Sense and Availability

I often hear the claim that services improve availability. However, when they are added naively, services actually reduce availability.

The important factor for improved availability is that the services can make useful progress independently of one another.

We can work out how the uptime of a dependency affects the uptime of downstream services with some simple probability calculations.

Take services, A, B, C, etc. which are dependencies of a service S.

S requires all of A, B, C… to be available to be available itself.

Take a to be the availability of A (and so on) in the range [0, 1] where 1 is the sevice is always available (100% availability).

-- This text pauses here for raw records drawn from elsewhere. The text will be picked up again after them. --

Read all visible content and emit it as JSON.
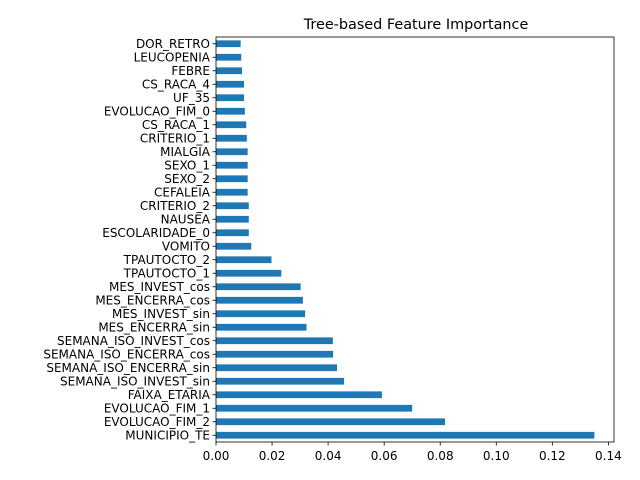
{
  "chart_data": {
    "type": "bar",
    "orientation": "horizontal",
    "title": "Tree-based Feature Importance",
    "xlabel": "",
    "ylabel": "",
    "xlim": [
      0,
      0.142
    ],
    "xticks": [
      0.0,
      0.02,
      0.04,
      0.06,
      0.08,
      0.1,
      0.12,
      0.14
    ],
    "xtick_labels": [
      "0.00",
      "0.02",
      "0.04",
      "0.06",
      "0.08",
      "0.10",
      "0.12",
      "0.14"
    ],
    "grid": false,
    "bar_color": "#1f77b4",
    "categories": [
      "MUNICIPIO_TE",
      "EVOLUCAO_FIM_2",
      "EVOLUCAO_FIM_1",
      "FAIXA_ETARIA",
      "SEMANA_ISO_INVEST_sin",
      "SEMANA_ISO_ENCERRA_sin",
      "SEMANA_ISO_ENCERRA_cos",
      "SEMANA_ISO_INVEST_cos",
      "MES_ENCERRA_sin",
      "MES_INVEST_sin",
      "MES_ENCERRA_cos",
      "MES_INVEST_cos",
      "TPAUTOCTO_1",
      "TPAUTOCTO_2",
      "VOMITO",
      "ESCOLARIDADE_0",
      "NAUSEA",
      "CRITERIO_2",
      "CEFALEIA",
      "SEXO_2",
      "SEXO_1",
      "MIALGIA",
      "CRITERIO_1",
      "CS_RACA_1",
      "EVOLUCAO_FIM_0",
      "UF_35",
      "CS_RACA_4",
      "FEBRE",
      "LEUCOPENIA",
      "DOR_RETRO"
    ],
    "values": [
      0.135,
      0.0817,
      0.07,
      0.0592,
      0.0457,
      0.0432,
      0.0418,
      0.0417,
      0.0323,
      0.0318,
      0.031,
      0.0302,
      0.0233,
      0.0198,
      0.0126,
      0.0117,
      0.0117,
      0.0117,
      0.0113,
      0.0113,
      0.0113,
      0.0113,
      0.011,
      0.0108,
      0.0103,
      0.01,
      0.01,
      0.0093,
      0.009,
      0.0088
    ]
  }
}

Note that this is the availability of the service as a whole, not individual instances of the service.

We can say a few things about the availability ceiling of S:

The best case availability of S is the lowest availability of its dependencies:

s = min(a, b, ...)

Given a random distribution of failures, the average case availability of S is the availability of its dependencies multiplied together:

s = a × b × ...

The worst case of non-overlapping failures is:

s = max(0, 1 - ((1 - a) + (1 - b) + ...))

Not even the best case actually makes the availability of S better. Given that, and the observation that it’s practically impossible for a service to have 100% availability without a great deal of engineering effort, if you require all your services to be available to produce a useful result then adding additional services will reduce the overall availability of the system.

As an example, let’s look at a service with two dependencies.

Service C depends on services A and B, either in breadth:

or in depth:

If A has an availability of 0.8 (80%) and B 0.95 (95%),

C will have a best case of 0.8 (80%),

an average case of 0.8 × 0.95 = 0.76 (76%),

and a worst case of 1 - ((1 - 0.8) + (1 - 0.95)) = 0.75 (75%).

Corollary: If you’re refactoring a service with 99% availability into two services, you need each of the new services to have (on average) 99.5% availability in order to break even. Three services will need 99.7% availability. Anything less and you’ll be making things worse.

Interdependent services are always bad for availability. Services need to be carefully engineered not to have cascading failures and to be able to work as independently as possible for a chance at improving downtime.